Personalised advertising is fueling the revenue streams of the largest tech companies in the world, including Google, Facebook, and Amazon. While we are all now well used to seeing personalised ads online, ad inventories in live sports are typically still one-size-fits-all, untargeted and often irrelevant to large parts of the viewing audience.
Watching the opening game of Euro 2020, as Italy approached their first of many victories leading up to their second Championship title, my friends and I played a guessing game with the pitch-side ads to see who could figure out the products advertised. Several of the ads were from unfamiliar brands or in unfamiliar languages, drawing our attention and surely the attention of many sports fans, to the diversity of football audiences around the world.
As it is, global brands sponsoring live sports cannot yet tailor their advertising messages in a hyper-targeted way to the diverse groups within their global audience and must therefore settle for non-optimal brand exposure. Computer vision and virtual advertising has the potential to change this by unlocking the full potential of personalised advertising for live sport events, in a similar way to how internet advertising evolved in the past 20 years from static and global to dynamic and highly personalised.
But let us first take a step back and look at how internet advertising began its auspicious journey. In the 90s, increasing usage of the internet gave rise to a new and exciting channel for advertisers. Over the next few years internet advertising exploded in its popularity and advertising became increasingly sophisticated, progressing rapidly from static banner ads to more personalised and dynamic content. Nowadays companies like Facebook and Google analyse different user demographics and behaviour to maximise the relevance and usefulness of the ads shown. Data is at the heart of personalised advertising online and now that television content is making the transition from a broadcast to an internet protocol distribution model, the parallels between the evolution of online advertising and the future of TV consumption are becoming clear.

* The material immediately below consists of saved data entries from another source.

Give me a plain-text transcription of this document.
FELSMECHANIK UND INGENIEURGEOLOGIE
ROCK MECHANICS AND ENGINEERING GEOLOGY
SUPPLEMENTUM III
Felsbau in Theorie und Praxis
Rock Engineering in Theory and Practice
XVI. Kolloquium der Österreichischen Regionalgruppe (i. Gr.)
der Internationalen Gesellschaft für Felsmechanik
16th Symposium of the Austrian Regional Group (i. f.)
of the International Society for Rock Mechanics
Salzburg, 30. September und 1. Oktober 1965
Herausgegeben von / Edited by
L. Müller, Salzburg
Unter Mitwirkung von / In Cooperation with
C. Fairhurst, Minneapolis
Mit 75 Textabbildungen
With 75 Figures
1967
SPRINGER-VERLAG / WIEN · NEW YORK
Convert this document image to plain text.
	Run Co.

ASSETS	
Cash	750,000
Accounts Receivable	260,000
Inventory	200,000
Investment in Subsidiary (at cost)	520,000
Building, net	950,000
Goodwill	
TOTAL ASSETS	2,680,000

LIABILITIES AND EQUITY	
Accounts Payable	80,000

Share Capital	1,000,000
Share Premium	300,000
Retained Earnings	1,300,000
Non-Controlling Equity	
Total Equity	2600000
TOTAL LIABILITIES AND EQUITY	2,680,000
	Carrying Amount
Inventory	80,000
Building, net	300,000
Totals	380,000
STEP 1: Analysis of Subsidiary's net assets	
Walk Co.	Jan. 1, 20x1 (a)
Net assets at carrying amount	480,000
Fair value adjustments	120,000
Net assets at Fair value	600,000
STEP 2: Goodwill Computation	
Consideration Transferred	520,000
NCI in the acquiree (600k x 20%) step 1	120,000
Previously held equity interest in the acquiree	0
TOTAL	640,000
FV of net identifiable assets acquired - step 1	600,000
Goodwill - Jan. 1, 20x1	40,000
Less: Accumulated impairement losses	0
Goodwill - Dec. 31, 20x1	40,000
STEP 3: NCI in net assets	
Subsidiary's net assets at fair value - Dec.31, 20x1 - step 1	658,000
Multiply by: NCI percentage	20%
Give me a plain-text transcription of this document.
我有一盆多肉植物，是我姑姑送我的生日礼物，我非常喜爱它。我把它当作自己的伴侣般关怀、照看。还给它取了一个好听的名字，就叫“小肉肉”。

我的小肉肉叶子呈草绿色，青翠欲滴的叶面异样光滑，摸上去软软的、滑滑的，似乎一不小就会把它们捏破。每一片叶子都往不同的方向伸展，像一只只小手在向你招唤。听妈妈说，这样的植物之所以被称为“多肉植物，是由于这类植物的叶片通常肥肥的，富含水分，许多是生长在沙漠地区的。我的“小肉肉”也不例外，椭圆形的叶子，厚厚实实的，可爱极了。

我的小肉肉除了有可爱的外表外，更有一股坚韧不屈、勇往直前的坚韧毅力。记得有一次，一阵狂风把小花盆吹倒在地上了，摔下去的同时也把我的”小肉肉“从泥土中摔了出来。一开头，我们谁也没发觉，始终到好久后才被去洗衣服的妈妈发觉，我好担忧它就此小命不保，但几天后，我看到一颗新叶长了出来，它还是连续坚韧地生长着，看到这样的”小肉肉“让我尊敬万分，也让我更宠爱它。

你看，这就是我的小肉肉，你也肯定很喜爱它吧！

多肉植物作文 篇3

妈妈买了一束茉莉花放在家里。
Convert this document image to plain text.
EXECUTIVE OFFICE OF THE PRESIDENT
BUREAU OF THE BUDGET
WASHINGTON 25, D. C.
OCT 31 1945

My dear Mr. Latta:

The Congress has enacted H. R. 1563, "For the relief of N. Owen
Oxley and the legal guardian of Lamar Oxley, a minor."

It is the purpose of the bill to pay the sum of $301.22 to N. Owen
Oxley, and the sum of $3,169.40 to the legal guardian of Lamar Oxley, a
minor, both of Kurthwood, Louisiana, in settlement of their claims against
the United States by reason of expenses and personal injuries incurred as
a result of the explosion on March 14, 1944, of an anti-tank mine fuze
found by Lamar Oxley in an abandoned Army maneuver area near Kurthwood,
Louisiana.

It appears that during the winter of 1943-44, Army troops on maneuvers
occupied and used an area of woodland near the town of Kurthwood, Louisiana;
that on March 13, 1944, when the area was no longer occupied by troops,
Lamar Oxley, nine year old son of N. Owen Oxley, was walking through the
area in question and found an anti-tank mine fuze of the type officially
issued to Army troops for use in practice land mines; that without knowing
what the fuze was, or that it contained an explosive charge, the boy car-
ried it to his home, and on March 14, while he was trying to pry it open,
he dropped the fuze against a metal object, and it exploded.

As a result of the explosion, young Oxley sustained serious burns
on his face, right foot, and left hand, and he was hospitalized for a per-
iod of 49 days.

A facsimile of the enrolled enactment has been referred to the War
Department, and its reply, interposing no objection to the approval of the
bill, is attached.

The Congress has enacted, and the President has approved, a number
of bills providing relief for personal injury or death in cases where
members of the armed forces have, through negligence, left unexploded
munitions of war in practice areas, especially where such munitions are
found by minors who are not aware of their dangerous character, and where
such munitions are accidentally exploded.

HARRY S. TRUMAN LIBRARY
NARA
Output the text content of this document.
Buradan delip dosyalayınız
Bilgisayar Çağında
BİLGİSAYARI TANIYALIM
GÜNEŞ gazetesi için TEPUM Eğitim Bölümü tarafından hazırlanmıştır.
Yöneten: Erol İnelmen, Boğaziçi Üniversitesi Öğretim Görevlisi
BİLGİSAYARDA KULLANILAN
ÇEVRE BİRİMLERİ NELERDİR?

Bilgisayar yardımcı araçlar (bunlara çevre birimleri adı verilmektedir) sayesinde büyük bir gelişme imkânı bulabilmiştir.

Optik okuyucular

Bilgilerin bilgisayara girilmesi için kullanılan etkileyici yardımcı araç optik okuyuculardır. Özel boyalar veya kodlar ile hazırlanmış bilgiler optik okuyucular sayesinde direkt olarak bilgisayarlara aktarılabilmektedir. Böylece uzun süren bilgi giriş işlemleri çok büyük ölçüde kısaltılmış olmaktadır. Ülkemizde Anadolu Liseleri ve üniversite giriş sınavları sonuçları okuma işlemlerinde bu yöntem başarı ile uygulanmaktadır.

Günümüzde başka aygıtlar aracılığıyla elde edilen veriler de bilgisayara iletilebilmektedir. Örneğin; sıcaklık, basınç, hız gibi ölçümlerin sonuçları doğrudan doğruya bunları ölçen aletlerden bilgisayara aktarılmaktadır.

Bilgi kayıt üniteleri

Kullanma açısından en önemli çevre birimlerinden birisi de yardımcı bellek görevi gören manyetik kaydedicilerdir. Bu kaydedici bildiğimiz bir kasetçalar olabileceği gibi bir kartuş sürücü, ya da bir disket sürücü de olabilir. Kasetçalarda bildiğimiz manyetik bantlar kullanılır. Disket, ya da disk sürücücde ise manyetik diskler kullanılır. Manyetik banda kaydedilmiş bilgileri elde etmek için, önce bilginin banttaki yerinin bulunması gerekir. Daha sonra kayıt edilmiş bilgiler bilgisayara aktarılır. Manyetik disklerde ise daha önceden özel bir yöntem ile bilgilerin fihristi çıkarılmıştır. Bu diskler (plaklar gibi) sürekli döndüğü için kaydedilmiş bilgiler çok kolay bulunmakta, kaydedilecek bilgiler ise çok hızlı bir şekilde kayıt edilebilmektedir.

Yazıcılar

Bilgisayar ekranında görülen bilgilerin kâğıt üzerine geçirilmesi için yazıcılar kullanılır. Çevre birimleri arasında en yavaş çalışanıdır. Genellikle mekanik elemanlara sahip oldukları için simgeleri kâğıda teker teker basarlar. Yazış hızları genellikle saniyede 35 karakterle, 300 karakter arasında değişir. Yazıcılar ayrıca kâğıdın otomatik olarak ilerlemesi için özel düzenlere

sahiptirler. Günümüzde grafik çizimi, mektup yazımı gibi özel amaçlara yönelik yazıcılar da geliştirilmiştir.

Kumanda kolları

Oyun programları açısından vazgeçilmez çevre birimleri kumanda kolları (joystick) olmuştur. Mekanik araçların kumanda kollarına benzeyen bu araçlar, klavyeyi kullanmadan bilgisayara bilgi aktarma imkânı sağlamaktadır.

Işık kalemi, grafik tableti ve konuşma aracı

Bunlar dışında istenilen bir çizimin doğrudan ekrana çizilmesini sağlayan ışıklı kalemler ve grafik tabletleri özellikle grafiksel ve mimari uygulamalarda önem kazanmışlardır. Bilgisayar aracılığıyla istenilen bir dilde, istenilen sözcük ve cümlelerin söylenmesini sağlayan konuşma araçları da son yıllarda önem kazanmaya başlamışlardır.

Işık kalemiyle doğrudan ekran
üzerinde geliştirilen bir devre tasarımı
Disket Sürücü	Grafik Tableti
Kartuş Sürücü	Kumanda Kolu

Live sport events saw a range of novel technical solutions over the past decade, many of them driven by computer vision-based applications which use artificial intelligence to derive meaningful information from digital images, videos and other visual inputs. Popular examples include the Hawk-Eye systems used in various sports, such as cricket and tennis, to visually track the trajectory of the ball and the GoalControl goal-line technology system used in football to determine whether or not the ball crossed the goal line. Recently, an increasing number of sports rights-holders have started using virtual advertising solutions to make better use of their ad inventories. Advances in computer vision are the driving factor. Early virtual advertising solutions relied on a combination of computer vision technology and expensive hardware infrastructure, while recent developments in the market shows that highly scalable, purely software-driven solutions are the way forward.
Virtual advertising solutions enable sports rights holders to maximise revenue from live in-game sponsorship. I feel sure that virtual advertising is embarking on the same journey of personalisation as internet ads. However, virtual is at the beginning of its journey. Today, the broadcast feed is split into multiple localised feeds, each with unique virtual content, allowing brands to tailor their messaging for each regional audience. The next natural step is to increase the number of localised feeds to achieve a finer viewer-specific segmentation and then move to a fully personalised ad experience.
A pre-requisite for personalised virtual advertising is the separation of the processes of analysis and rendering. The analysis process interrogates the incoming camera signals using complex, computer vision algorithms. It derives information from the camera signal to decide where to place the virtual ad content. These computationally intensive algorithms, such as tracking and keying, run on power-hungry and expensive GPU servers. Rendering is the process of “drawing” or augmenting the localised feeds with the targeted advertising messages.
Independent of the number of localised feeds needed (whether just a few for regionalised feeds or billions for personalised ads), the analysis unit needs to perform the same work. It computes a keying mask for every incoming frame denoting which pixel in each frame needs to be replaced with virtual ad content and which not. The analysis unit is usually located where the camera signal is available, i.e., in the broadcast compound for on-site productions and in the cloud for remote setups.
The work of the rendering unit, on the other hand, is content-specific. It needs to “know” the virtual ad content, which is rendered onto the localised feed. Hence, the rendering units needs to run on the end-user device in a personalised advertising model. Compared to the analysis unit, this task is lightweight as it only needs to add the virtual ad content on top of the broadcast feed by using the keying mask received from the analysis unit, hence, it can be done on the end-user device. The device typically knows its user and can request from an ad server personalised ads matched to the user’s profile.
Two independent evolutions will surely introduce a wide range of exciting innovations in the coming years. On the one hand the progress in computer vision tech driven by augmented and virtual reality applications. And on the other hand, the ever-increasing computational capacity available at our fingertips. I strongly believe this will drive and accelerate personalisation in virtual advertising. Exciting times are ahead.